• Tidak ada hasil yang ditemukan

Pembahasan ini menguraikan hasil penelitian mengenai profil petani dan peran kelompok tani di Desa Gempol Sari Tangerang. Pada penelitian ini profil individu dilihat dari karakteristik individu dan karakteristik usahatani. Penelitian ini berkaitan dengan pelaksanaan program Pengembangan Usaha Agribisnis Perdesaan (PUAP) yang melibatkan kelompok tani sebagai kelembagaan yang menyalurkan dana bantuan modal usaha kepada petani anggota. Pada peran kelompok tani yang merujuk pada Departemen Pertanian (2007) meliputi peran kelompok sebagai kelas belajar, peran kelompok sebagai wahana kerjasama, dan peran kelompok sebagai unit produksi.

Karakteristik Individu

Umur responden laki-laki maupun perempuan berada pada kelompok umur dewasa pertengahan dengan persentase 67 persen laki-laki dan 64 persen perempuan. Meskipun demikian, terdapat sembilan persen laki-laki dan 18 persen perempuan pada umur dewasa awal. Dari sisi pendidikan formal, laki-laki dan perempuan berada pada ketegori rendah dengan persentase 76 persen laki-laki dan 100 persen perempuan. Kategori tingkat lama bertani mayoritas laki-laki berada pada kategori tinggi sebesar 40 persen sedangkan perempuan pada kategori rendah sebesar 60 persen.

Tabel 3 Profil petani menurut karakteristik individu Desa Gempol Sari, 2014

No. Karakteristik individu Laki-laki Perempuan

n % n %

1 Umur

Dewasa awal (18-29 tahun) 3 9 3 18

Dewasa pertengahan (30-50 tahun) 22 67 11 64

Dewasa tua (≥50 tahun) 8 24 3 18

Total 33 100 17 100

2 Tingkat pendidikan formal

Rendah (0-6 tahun) 25 76 17 100

Sedang (7-12 tahun) 8 24 0 0

Tinggi (≥ 13 tahun) 0 0 0 0

Total 33 100 17 100

3 Tingkat lama bertani

Rendah (≤ 8 tahun) 9 27 10 60

Sedang (9-14 tahun) 11 33 1 5

Tinggi (≥ 15 tahun) 13 40 6 35

Tabel 3 menunjukan bahwa mayoritas petani di Desa Gempol Sari berada pada kelompok umur dewasa pertengahan. Berdasarkan Undang-undang No.13 Tahun 2003 tentang Ketenagakerjaan umur dewasa pertengahan termasuk kedalam usia kerja (15-64 tahun).
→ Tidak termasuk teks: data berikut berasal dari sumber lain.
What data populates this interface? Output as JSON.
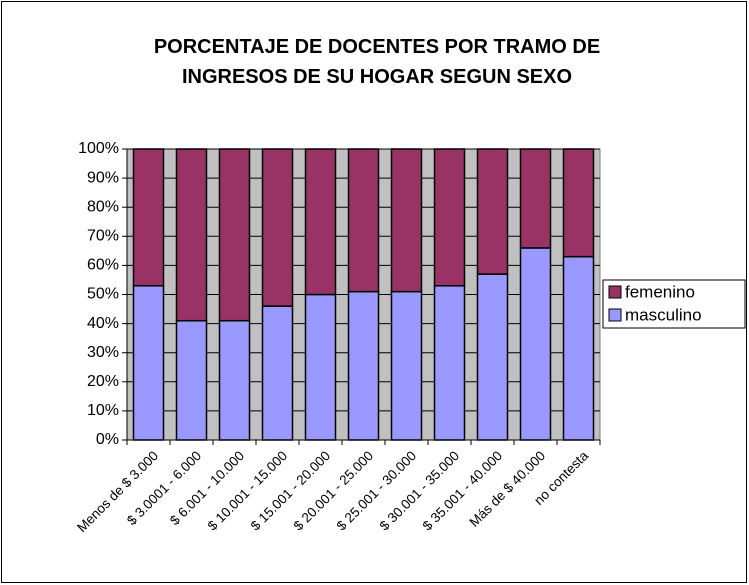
{
  "chart_data": {
    "type": "stacked_bar",
    "title": "PORCENTAJE DE DOCENTES POR TRAMO DE INGRESOS DE SU HOGAR SEGUN SEXO",
    "categories": [
      "Menos de $ 3.000",
      "$ 3.0001 - 6.000",
      "$ 6.001 - 10.000",
      "$ 10.001 - 15.000",
      "$ 15.001 - 20.000",
      "$ 20.001 - 25.000",
      "$ 25.001 - 30.000",
      "$ 30.001 - 35.000",
      "$ 35.001 - 40.000",
      "Más de $ 40.000",
      "no contesta"
    ],
    "series": [
      {
        "name": "masculino",
        "color": "#9999ff",
        "values": [
          53,
          41,
          41,
          46,
          50,
          51,
          51,
          53,
          57,
          66,
          63
        ]
      },
      {
        "name": "femenino",
        "color": "#993366",
        "values": [
          47,
          59,
          59,
          54,
          50,
          49,
          49,
          47,
          43,
          34,
          37
        ]
      }
    ],
    "ylim": [
      0,
      100
    ],
    "yticks": [
      {
        "value": 0,
        "label": "0%"
      },
      {
        "value": 10,
        "label": "10%"
      },
      {
        "value": 20,
        "label": "20%"
      },
      {
        "value": 30,
        "label": "30%"
      },
      {
        "value": 40,
        "label": "40%"
      },
      {
        "value": 50,
        "label": "50%"
      },
      {
        "value": 60,
        "label": "60%"
      },
      {
        "value": 70,
        "label": "70%"
      },
      {
        "value": 80,
        "label": "80%"
      },
      {
        "value": 90,
        "label": "90%"
      },
      {
        "value": 100,
        "label": "100%"
      }
    ],
    "grid": true,
    "legend": "right"
  }
}
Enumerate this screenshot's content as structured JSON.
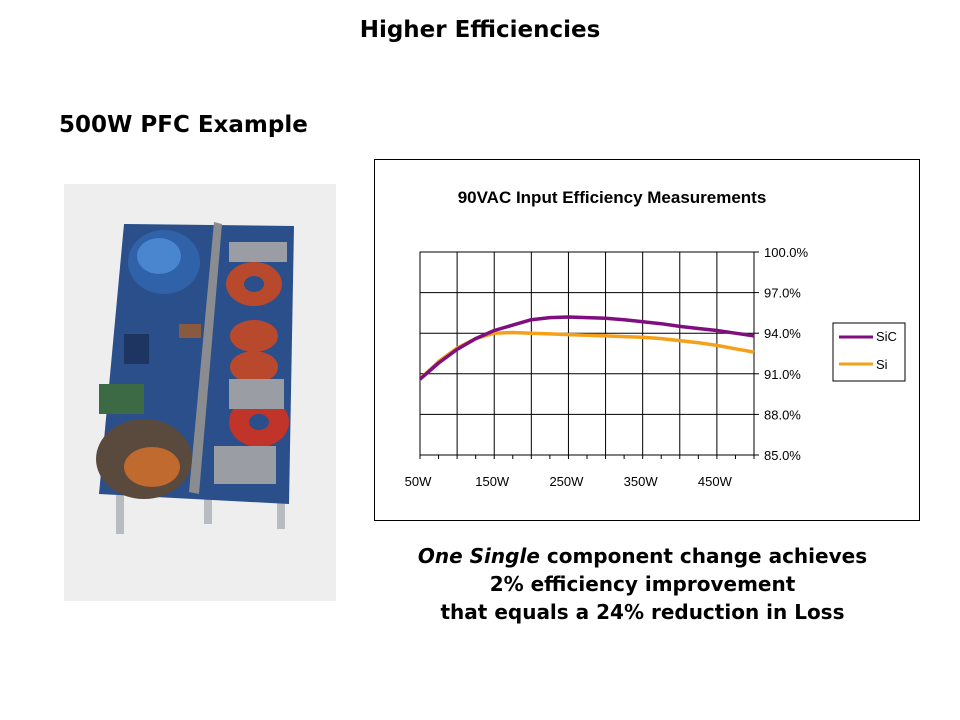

Oleh karena itu petani di Desa Gempol Sari masih produktif untuk melakukan usahatani. Meskipun demikian terdapat delapan orang laki-laki dan tiga orang perempuan yang berada pada kelompok umur dewasa tua. Hal tersebut terjadi karena menurut mereka, bagi laki-laki bertani sudah menjadi bagian hidup mereka sejak kecil dan hanya dengan bertani mereka dapat memenuhi kebutuhan rumah tangga mereka. Pada perempuan yang berumur dewasa tua mereka berstatus janda sehingga perlu bekerja untuk mendapatkan penghasilan agar terpenuhi kebutuhan sehari-hari. Para perempuan mengatakan bahwa menjadi kuli cabut merupakan pekerjaan yang cocok untuk mereka yang sudah berumur dewasa tua karena mudah untuk melakukannya.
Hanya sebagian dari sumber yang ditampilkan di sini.